On the seventh day, she went out to dinner.

If I were a more organised and a more diligent writer, I would have written this this morning, or yesterday or even earlier this evening. I am not that writer. I am pantser not a plotter, as they say in #NaNoWriMo. I don’t map out the plot before I start, I trust my gut and I fly by the seat of my pants.

When I wrote essays as an undergraduate, I found I was still under the spell of my early formative writing experiences. In primary school, there was a kind of writing called ‘process writing’. My memory of this is that children were encouraged to not get it right, but get it written. It was extremely tolerant of ambiguity, which was quite good as it happens for my wobbly spelling. Incidentally, my spelling is still wobbly. (Indeed I just spelled incidentally with only one L)
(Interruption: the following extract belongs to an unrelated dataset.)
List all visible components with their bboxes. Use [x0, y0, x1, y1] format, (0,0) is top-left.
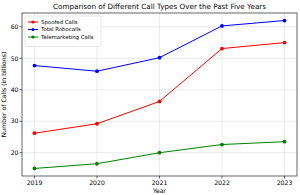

My early essays, I often wrote a few hundred words or even a thousand words, then chucked away the first 500 and started the essay from the middle. The middle then became the beginning and I went on, having discarded the dross I had written to start with.

As it is already really late, I have no time, tonight, to edit. Like NaNoWriMo this post is about word count and getting it written. This post was to be about ‘the dignity of risk’ and about mud. Two topics that were conversations over dinner. The dignity of risk is about being allowed to make mistakes and undertake risk in your engagement with life’s experiences, and the mud is about demonstrating what you are made of; in spite of those who think you will be undone by being made the wade through a few meters of knee deep clay.

Rather than throw out the beginning and start again, molding the clay into a story, I have to stop. It’s late and tomorrow I have to get up and convince myself yet again, that not every day is a fight to the death.